ALPER TEMİZ - Yüksek enflasyon orta sınıfın dağılmasına neden oluyor. Çoğu ekonomist ve araştırma şirketi TÜİK verilerine şüpheyle yaklaşırken, "Açıklanan enflasyon oranları ve paralel olarak gerçekleştirilen zamlar ne kadar yeterli" diye sorguluyor. Öte yandan alım gücüne dair yaşanan dalgalanma, üreticileri de büyük bir girdabın içine sürüklüyor. İstanbul, Ankara, İzmir, Adana, Bursa ve Antalya gibi göç alan kentlerde yüksek kira oranları ve fahiş gıda artışları, 'Geçim ekonomisi'ni de kökten sarsıyor.
Ekonomik gidişatın gözlemlenebilir bir diğer bulgusu ise sokakta artış gösteren dilenciler olarak öne çıkıyor. Bazı zabıtalardan edinilen bilgilerde, İzmir'de dilenci sayısının tüm müdahalelere rağmen artış gösterdiğinin altı çiziliyor. İzmir sokaklarında konuştuğumuz birçok dilenci ise "Emekliyim" diye tepki gösteriyor. Edindiğimiz bilgilerde, "Biz bile artık insanların içine düştüğü durum karşısında ne diyeceğimizi bilemiyoruz" ifadeleri kullanılıyor.
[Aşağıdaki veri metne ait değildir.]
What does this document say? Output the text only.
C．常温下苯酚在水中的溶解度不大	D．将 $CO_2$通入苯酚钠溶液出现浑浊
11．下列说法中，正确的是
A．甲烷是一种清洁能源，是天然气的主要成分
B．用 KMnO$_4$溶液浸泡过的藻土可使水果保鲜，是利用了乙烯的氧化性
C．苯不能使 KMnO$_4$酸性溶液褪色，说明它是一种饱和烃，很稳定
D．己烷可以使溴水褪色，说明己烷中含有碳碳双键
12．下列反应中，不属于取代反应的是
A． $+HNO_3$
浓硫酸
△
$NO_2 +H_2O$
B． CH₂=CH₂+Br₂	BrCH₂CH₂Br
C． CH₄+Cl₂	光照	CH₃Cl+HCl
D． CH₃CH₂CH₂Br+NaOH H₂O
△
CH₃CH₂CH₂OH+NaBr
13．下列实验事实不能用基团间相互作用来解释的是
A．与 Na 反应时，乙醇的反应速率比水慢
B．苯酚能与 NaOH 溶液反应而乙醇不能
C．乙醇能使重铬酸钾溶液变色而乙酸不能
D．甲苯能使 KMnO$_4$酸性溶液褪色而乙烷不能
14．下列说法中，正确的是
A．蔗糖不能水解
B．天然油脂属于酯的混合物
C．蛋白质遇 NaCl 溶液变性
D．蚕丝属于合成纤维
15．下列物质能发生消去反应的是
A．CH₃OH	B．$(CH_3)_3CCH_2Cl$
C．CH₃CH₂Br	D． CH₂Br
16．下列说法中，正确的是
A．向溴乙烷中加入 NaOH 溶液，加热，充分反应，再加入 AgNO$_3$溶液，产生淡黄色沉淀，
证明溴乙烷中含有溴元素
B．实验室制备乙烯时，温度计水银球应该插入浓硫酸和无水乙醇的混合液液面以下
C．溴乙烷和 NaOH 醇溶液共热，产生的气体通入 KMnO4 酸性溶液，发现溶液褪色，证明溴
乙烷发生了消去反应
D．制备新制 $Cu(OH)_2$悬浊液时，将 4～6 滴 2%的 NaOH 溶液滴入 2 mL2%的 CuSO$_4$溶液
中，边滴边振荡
İşsizliğin ve barınma hakkının içinde bulunduğu olumsuzluklar sokaklara bir 'bulgu' olarak yansırken, 'dilenme kavramı'nın boyut değiştirdiğinin de altı çiziliyor.
"Çocukların kullanımı, sektör haline geldi"
Edinilen bilgilerde şu detaylar anlatıldı;
"Biz Suriye iç savaşının ilk aylarında birçok toplantı gerçekleştirmiştik. 4 adet ekip kurduk. Bize sosyolog gönderilecek denildi. Ancak bazı aksaklıklar çıktı. O dönemler biz 'dilenme' ile mücadeleyi tek başımıza sürdürdük. Oysa bu mücadele aynı zamanda sosyolojik bir yapıyı da içinde barındırmaktadır. Dilenen vatandaşı bu davranışı nedeniyle yakalıyorsun, alıyorsun, elde ettiği parayı kamulaştırıyorsun ancak, ertesi gün bu vatandaş tekrar dilenmeye başlıyor. Bizim mücadelemiz tam olarak hangi evreye dek sürebilir?
Biz daha sonra tekrardan toplantılar gerçekleştirdik. Konuşulan konular ve hep aynıydı. Dahası şu, her zaman olan bir durum, son yıllarda çok fazla artış gösterdi; o da çocukların kullanılması. Bazı avukatlar bir grup oluşturdu ve bizim çocukları öne sürerek dilenen kişilere karşı yürüttüğümüz mücadelede -avukatların kendi haklılık payları var- bazı davalar açtılar. Bize 'Çocuklara dokunmayın!' dediler. Ancak dilenen insan profili o kadar çeşitli olmaya başladı ki; ciddi anlamda artık cebinde 5 kuruş parası dahi olmayan yaşlı insanlarla karşılaşıyoruz... Diğer taraftan bunu bir 'meslek' haline getiren ya da yalan söyleyerek insanları aldatıp para alanlar da var.
Biz bir mücadele içerisindeyiz ancak dilenmek zorunda kalan insan sayısı o kadar çok artış gösterdi ki. Biz 'dilenciliğe' karşı mücadele ediyoruz. Ancak dilenmeye geçme safhası inanın farklı bir boyut. İzmir'e Manisa'dan gelenler var ve çocukları kullanıyorlar. Ekip halinde bu çocuklar dağılıyor. Onların hiçbirinin günahı yok. Ancak çocuk olduğu için dokunamıyorsun çünkü dava açılıyor. Bu çocukların dilenmesini uzaktan izleyen aileler var ve maalesef ekonomik kriz nedeniyle mi, uyuşturucu nedeniyle mi ya da daha bir çok başka sebep bağlamında mı dileniliyor o an ayırt edilemiyor. İnsanlar maalesef enflasyon içerisinde bambaşka ortamlara sürükleniyor. Kısacası sokakta artış gösteren bir dilencilik faaliyeti var; biz mücadelemizi sürdürüyoruz ancak son dönemlerde artan dilencilik vakası salt bizim alanımız değil ekonomik koşulları da içine alıyor. Artık sadece sosyolojik değil, ekonomik boyutları da bulunuyor. Açıkçası, düzeltilmesi gereken çok şey var."